A TF checkpoint typically includes a .data-xxxxx
file and a .index
file.
Both are necessary.
tf.train.NewCheckpointReader
is the offical tool to parse TensorFlow checkpoint.
Read TF docs for details.
Tensorpack also provides a small tool to load checkpoints, see
load_chkpt_vars
for details.
scripts/ls-checkpoint.py demos how to print all variables and their shapes in a checkpoint.
Tensorpack includes another tool to save variables to TF checkpoint, see save_chkpt_vars.
Work with .npz Files in the Model Zoo¶
Most models provided by tensorpack are in npz (dictionary) format,
because it’s easy to use without TF dependency.
You can read/write them with np.load
and np.savez
.
scripts/dump-model-params.py can be used to remove unnecessary variables in a checkpoint
and save results to a npz.
It takes a metagraph file (which is also saved by ModelSaver
) and only saves variables that the model needs at inference time.
It dumps the model to a var-name: value
dict saved in npz format.
Load a Model to a Session¶
Model loading (in both training and inference) is through the session_init
interface.
For training, use session_init
in TrainConfig(...)
or Trainer.train(...)
.
For inference, use session_init
in PredictConfig(...)
.
There are a few ways a session can be initialized:
session_init=SmartInit("path/to/checkpoint") # load a TF checkpoint
session_init=SmartInit("path/to/model_zoo.npz") # load tensorpack model zoo
session_init=SmartInit(dict_of_parameters) # load a dictionary
session_init=SmartInit(["path1", dict2]) # load them sequentially
SmartInit is in fact a small helper which uses some heuristics to return you one of SaverRestore or DictRestore. They are responsible for the actual initialization work.
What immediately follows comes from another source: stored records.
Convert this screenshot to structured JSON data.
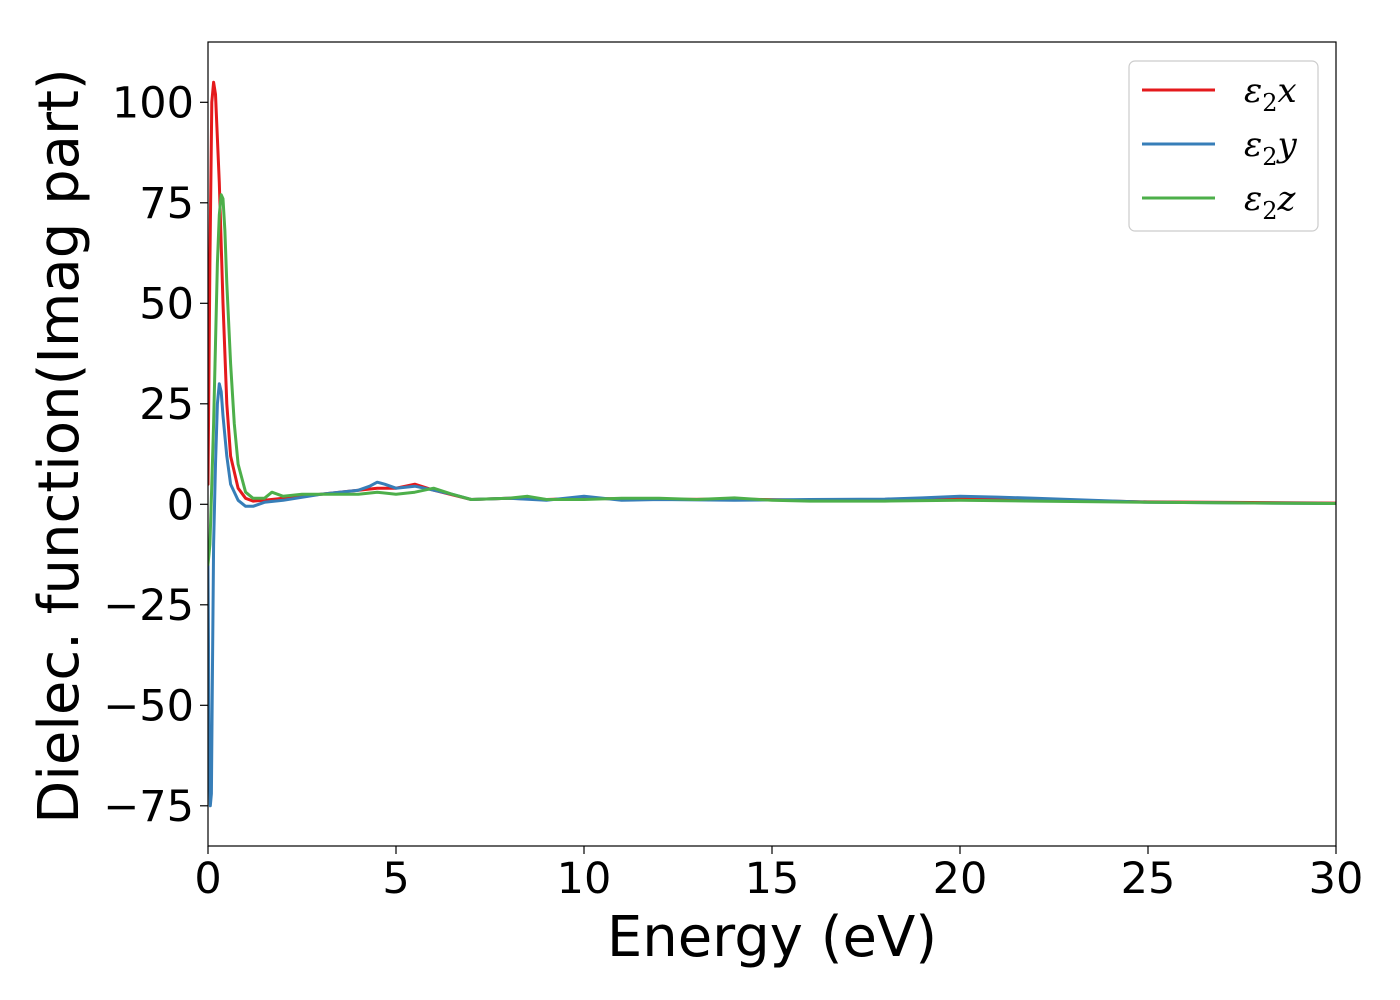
{
  "chart_data": {
    "type": "line",
    "title": "",
    "xlabel": "Energy (eV)",
    "ylabel": "Dielec. function(Imag part)",
    "xlim": [
      0,
      30
    ],
    "ylim": [
      -85,
      115
    ],
    "xticks": [
      0,
      5,
      10,
      15,
      20,
      25,
      30
    ],
    "xtick_labels": [
      "0",
      "5",
      "10",
      "15",
      "20",
      "25",
      "30"
    ],
    "yticks": [
      -75,
      -50,
      -25,
      0,
      25,
      50,
      75,
      100
    ],
    "ytick_labels": [
      "−75",
      "−50",
      "−25",
      "0",
      "25",
      "50",
      "75",
      "100"
    ],
    "grid": false,
    "legend_position": "top-right",
    "series": [
      {
        "name": "ε₂x",
        "legend_base": "ε",
        "legend_sub": "2",
        "legend_suffix": "x",
        "color": "#e41a1c",
        "x": [
          0.0,
          0.05,
          0.1,
          0.15,
          0.2,
          0.3,
          0.4,
          0.5,
          0.6,
          0.8,
          1.0,
          1.2,
          1.5,
          2.0,
          3.0,
          4.0,
          4.5,
          5.0,
          5.5,
          6.0,
          7.0,
          8.0,
          9.0,
          10.0,
          12.0,
          14.0,
          16.0,
          18.0,
          20.0,
          22.0,
          25.0,
          30.0
        ],
        "y": [
          5,
          60,
          100,
          105,
          102,
          80,
          50,
          25,
          12,
          4,
          1.5,
          0.8,
          1.0,
          1.5,
          2.5,
          3.5,
          4.0,
          4.0,
          5.0,
          3.5,
          1.2,
          1.5,
          1.2,
          1.5,
          1.2,
          1.3,
          1.0,
          1.2,
          1.5,
          1.2,
          0.6,
          0.3
        ]
      },
      {
        "name": "ε₂y",
        "legend_base": "ε",
        "legend_sub": "2",
        "legend_suffix": "y",
        "color": "#377eb8",
        "x": [
          0.0,
          0.03,
          0.06,
          0.09,
          0.12,
          0.15,
          0.2,
          0.25,
          0.3,
          0.35,
          0.4,
          0.5,
          0.6,
          0.8,
          1.0,
          1.2,
          1.5,
          2.0,
          3.0,
          4.0,
          4.3,
          4.5,
          4.7,
          5.0,
          5.5,
          6.0,
          6.5,
          7.0,
          8.0,
          9.0,
          10.0,
          10.5,
          11.0,
          12.0,
          14.0,
          16.0,
          18.0,
          19.0,
          20.0,
          21.0,
          22.0,
          25.0,
          30.0
        ],
        "y": [
          -15,
          -60,
          -75,
          -72,
          -40,
          -10,
          10,
          25,
          30,
          28,
          22,
          12,
          5,
          1,
          -0.5,
          -0.5,
          0.5,
          1.0,
          2.5,
          3.5,
          4.5,
          5.5,
          5.0,
          4.0,
          4.5,
          3.5,
          2.5,
          1.2,
          1.5,
          1.0,
          2.0,
          1.5,
          1.0,
          1.2,
          1.0,
          1.2,
          1.3,
          1.6,
          2.0,
          1.8,
          1.5,
          0.5,
          0.2
        ]
      },
      {
        "name": "ε₂z",
        "legend_base": "ε",
        "legend_sub": "2",
        "legend_suffix": "z",
        "color": "#4daf4a",
        "x": [
          0.0,
          0.05,
          0.1,
          0.15,
          0.2,
          0.25,
          0.3,
          0.35,
          0.4,
          0.45,
          0.5,
          0.6,
          0.7,
          0.8,
          1.0,
          1.2,
          1.5,
          1.7,
          2.0,
          2.5,
          3.0,
          4.0,
          4.5,
          5.0,
          5.5,
          6.0,
          6.5,
          7.0,
          8.0,
          8.5,
          9.0,
          10.0,
          11.0,
          12.0,
          13.0,
          14.0,
          15.0,
          16.0,
          18.0,
          20.0,
          22.0,
          25.0,
          30.0
        ],
        "y": [
          -15,
          -10,
          5,
          20,
          40,
          60,
          72,
          77,
          76,
          68,
          55,
          35,
          20,
          10,
          3,
          1.5,
          1.5,
          3.0,
          2.0,
          2.5,
          2.5,
          2.5,
          3.0,
          2.5,
          3.0,
          4.0,
          2.5,
          1.2,
          1.5,
          2.0,
          1.2,
          1.2,
          1.5,
          1.5,
          1.2,
          1.6,
          1.0,
          0.8,
          0.8,
          1.0,
          0.8,
          0.5,
          0.2
        ]
      }
    ]
  }
}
Whatever you use in session_init
, this is what happens during the initialization:
Variable restoring is completely based on exact name match between variables in the current graph and variables in the
session_init
initializer.Variables that appear in only one side will be printed as warning.
Variables of the same name but incompatible shapes will cause exceptions. If you set
ignore_mismatch=True
, then such errors will only be printed as warnings.
You can also use SmartInit
to load a model to a session manually,
without involving the rest of the tensorpack, by SmartInit(...).init(session)
.
Transfer Learning¶
Therefore, transfer learning is trivial.
If you want to load a pre-trained model, just use the same variable names. If you want to re-train some layer, either rename the variables in the graph, or rename/remove the variables in your loader.
Resume Training¶
“Resume training” is mostly just “loading the last known checkpoint”. To load a model, you should refer to the previous section: Load a Model to a Session.
Note
A checkpoint does not resume everything!
Loading the checkpoint does most of the work in “resume trainig”, but note that TensorFlow checkpoint only saves TensorFlow variables, which means other Python state that are not TensorFlow variables will not be saved and resumed. This means:
Training epoch number will not be resumed. You can set it by providing a
starting_epoch
to yourTrainConfig
.State in your callbacks will not be resumed. Certain callbacks maintain a state (e.g., current best accuracy) in Python, which cannot be saved automatically.
The AutoResumeTrainConfig
is an alternative of TrainConfig
which applies some heuristics to load the lastest epoch number and lastest checkpoint.